Al voor Stroom heeft het bereiken van niet gelovige mensen met het evangelie (het goede nieuws) mijn interesse. Hoe kun je mensen bereiken met een voor veel mensen verouderd, niet meer relevant en moeilijk boek als de Bijbel? Waarom zou je in de christelijke God geloven en waarom zou je Jezus nodig moeten hebben? Dit zijn de grote overkoepelende vragen maar daar kun je talloze andere vragen van afleiden.

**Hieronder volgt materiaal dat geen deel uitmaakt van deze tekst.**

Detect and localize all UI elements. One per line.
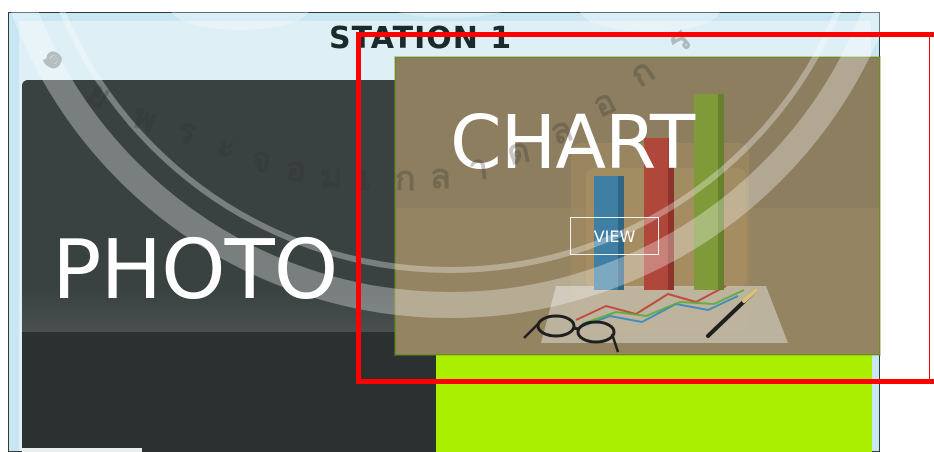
photo-tile[interactable]: PHOTO [22,80,436,452]
station-title: STATION 1 [329,21,513,56]
photo-tile-corner [22,448,142,452]
chart-label: CHART [450,100,695,186]
highlight-frame-right-edge [929,32,930,384]
chart-tile[interactable]: CHART VIEW [395,57,880,355]
view-button[interactable]: VIEW [570,217,659,255]
screen: PHOTO STATION 1 CHART VIEW ๑ ย พ ร ะ จ อ… [0,0,934,452]
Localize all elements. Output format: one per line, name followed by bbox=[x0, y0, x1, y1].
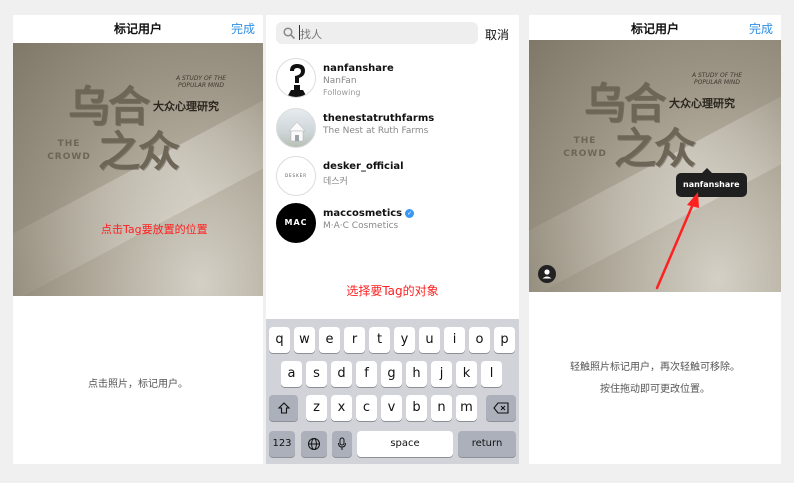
username-text: maccosmetics bbox=[323, 208, 403, 219]
key-y[interactable]: y bbox=[394, 327, 415, 353]
cover-crowd-text: THE CROWD bbox=[47, 139, 91, 162]
search-input[interactable]: 找人 bbox=[276, 22, 478, 44]
desker-logo: DESKER bbox=[284, 173, 308, 178]
question-mark-icon bbox=[287, 64, 307, 97]
avatar: DESKER bbox=[276, 156, 316, 196]
key-k[interactable]: k bbox=[456, 361, 477, 387]
annotation-arrow bbox=[655, 192, 699, 290]
full-name: 데스커 bbox=[323, 177, 348, 187]
key-f[interactable]: f bbox=[356, 361, 377, 387]
done-button[interactable]: 完成 bbox=[231, 20, 255, 37]
globe-key[interactable] bbox=[301, 431, 327, 457]
page-title: 标记用户 bbox=[113, 22, 162, 36]
key-t[interactable]: t bbox=[369, 327, 390, 353]
tag-caption: 点击照片，标记用户。 bbox=[88, 379, 188, 390]
full-name: M·A·C Cosmetics bbox=[323, 221, 399, 231]
key-z[interactable]: z bbox=[306, 395, 327, 421]
person-icon bbox=[542, 269, 552, 279]
right-panel: 标记用户 完成 乌合 之众 A STUDY OF THE POPULAR MIN… bbox=[529, 15, 781, 464]
avatar: MAC bbox=[276, 203, 316, 243]
select-instruction: 选择要Tag的对象 bbox=[346, 284, 439, 298]
backspace-icon bbox=[493, 401, 509, 414]
avatar bbox=[276, 108, 316, 148]
mac-logo: MAC bbox=[284, 218, 308, 227]
left-panel: 标记用户 完成 乌合 之众 A STUDY OF THE POPULAR MIN… bbox=[13, 15, 263, 464]
microphone-key[interactable] bbox=[332, 431, 352, 457]
return-key[interactable]: return bbox=[458, 431, 516, 457]
username: thenestatruthfarms bbox=[323, 113, 435, 124]
key-g[interactable]: g bbox=[381, 361, 402, 387]
drag-caption: 按住拖动即可更改位置。 bbox=[600, 384, 710, 395]
key-n[interactable]: n bbox=[431, 395, 452, 421]
key-s[interactable]: s bbox=[306, 361, 327, 387]
cancel-button[interactable]: 取消 bbox=[485, 26, 509, 43]
key-h[interactable]: h bbox=[406, 361, 427, 387]
cover-title-line2: 之众 bbox=[98, 127, 180, 176]
username: nanfanshare bbox=[323, 63, 394, 74]
key-v[interactable]: v bbox=[381, 395, 402, 421]
top-bar: 标记用户 完成 bbox=[13, 15, 263, 41]
full-name: The Nest at Ruth Farms bbox=[323, 126, 429, 136]
avatar bbox=[276, 58, 316, 98]
key-a[interactable]: a bbox=[281, 361, 302, 387]
key-o[interactable]: o bbox=[469, 327, 490, 353]
full-name: NanFan bbox=[323, 76, 357, 86]
cover-subtitle: 大众心理研究 bbox=[153, 100, 219, 113]
backspace-key[interactable] bbox=[486, 395, 516, 421]
key-x[interactable]: x bbox=[331, 395, 352, 421]
shift-key[interactable] bbox=[269, 395, 298, 421]
key-d[interactable]: d bbox=[331, 361, 352, 387]
verified-icon: ✓ bbox=[405, 208, 415, 218]
house-icon bbox=[288, 121, 306, 142]
microphone-icon bbox=[338, 437, 346, 450]
key-j[interactable]: j bbox=[431, 361, 452, 387]
middle-panel: 找人 取消 nanfanshare NanFan Following thene… bbox=[266, 15, 519, 464]
key-u[interactable]: u bbox=[419, 327, 440, 353]
photo[interactable]: 乌合 之众 A STUDY OF THE POPULAR MIND 大众心理研究… bbox=[529, 40, 781, 292]
username: desker_official bbox=[323, 161, 404, 172]
follow-status: Following bbox=[323, 88, 361, 97]
key-q[interactable]: q bbox=[269, 327, 290, 353]
top-bar: 标记用户 完成 bbox=[529, 15, 781, 41]
key-l[interactable]: l bbox=[481, 361, 502, 387]
search-placeholder: 找人 bbox=[300, 28, 322, 41]
tag-people-button[interactable] bbox=[538, 265, 556, 283]
key-c[interactable]: c bbox=[356, 395, 377, 421]
numbers-key[interactable]: 123 bbox=[269, 431, 295, 457]
tag-caption: 轻触照片标记用户，再次轻触可移除。 bbox=[570, 362, 740, 373]
photo[interactable]: 乌合 之众 A STUDY OF THE POPULAR MIND 大众心理研究… bbox=[13, 43, 263, 296]
key-p[interactable]: p bbox=[494, 327, 515, 353]
space-key[interactable]: space bbox=[357, 431, 453, 457]
key-w[interactable]: w bbox=[294, 327, 315, 353]
cover-study-text: A STUDY OF THE POPULAR MIND bbox=[175, 75, 227, 89]
tag-instruction: 点击Tag要放置的位置 bbox=[101, 223, 208, 236]
globe-icon bbox=[308, 437, 320, 450]
username: maccosmetics ✓ bbox=[323, 208, 415, 219]
user-row[interactable]: DESKER desker_official 데스커 bbox=[276, 156, 516, 202]
key-b[interactable]: b bbox=[406, 395, 427, 421]
keyboard: q w e r t y u i o p a s d f g h j k l z … bbox=[266, 319, 519, 464]
key-e[interactable]: e bbox=[319, 327, 340, 353]
done-button[interactable]: 完成 bbox=[749, 20, 773, 37]
key-i[interactable]: i bbox=[444, 327, 465, 353]
user-row[interactable]: thenestatruthfarms The Nest at Ruth Farm… bbox=[276, 108, 516, 154]
search-icon bbox=[283, 27, 295, 39]
shift-icon bbox=[277, 401, 290, 414]
key-m[interactable]: m bbox=[456, 395, 477, 421]
user-row[interactable]: MAC maccosmetics ✓ M·A·C Cosmetics bbox=[276, 203, 516, 249]
user-row[interactable]: nanfanshare NanFan Following bbox=[276, 58, 516, 104]
key-r[interactable]: r bbox=[344, 327, 365, 353]
page-title: 标记用户 bbox=[630, 22, 679, 36]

Een 1e les die ik zou willen trekken gaat over vrijheid. Als je met een groep meer of minder enthousiaste mensen een nieuwe gemeente en/of kerk wilt starten dan leeft er vaak het idee dat dan eindelijk alles kan wat in de oude bestaande kerk niet kan. Dat idee wordt vervolgens met alle macht omarmd en niet meer losgelaten. Dat je uit een traditie komt maakt niet meer uit. Dat je het wiel opnieuw wilt uitvinden is dan ook heel mooi. Verwachtingen worden hoger en hoger. Nieuwe mensen worden aangetrokken door die gesuggereerde vrijheid. En zo kom je uiteindelijk in een spiraal terecht van beloftes, vaagheid en later wordt het beter. Totdat uiteindelijk toch duidelijk wordt dat ook in gemeentestichting vrijheid grenzen kent. Want er blijken toch ergens kaders te zijn. Formele kerkkaders maar zeker ook informele (leiderschaps)kaders. En dan druipen gemeenteleden teleurgesteld af.
Je zult dus vanaf het begin duidelijk moeten zijn over waar je vandaan komt en waar je naar toe wilt. Wat is je identiteit. Dat hoeft niet tot op de punten en komma’s te zijn uitgewerkt maar een aantal essentiële zaken moeten wel expliciet gemaakt worden. Dat geeft duidelijkheid voor iedereen en geeft mensen die willen deelnemen de vrijheid om ja of nee te zeggen.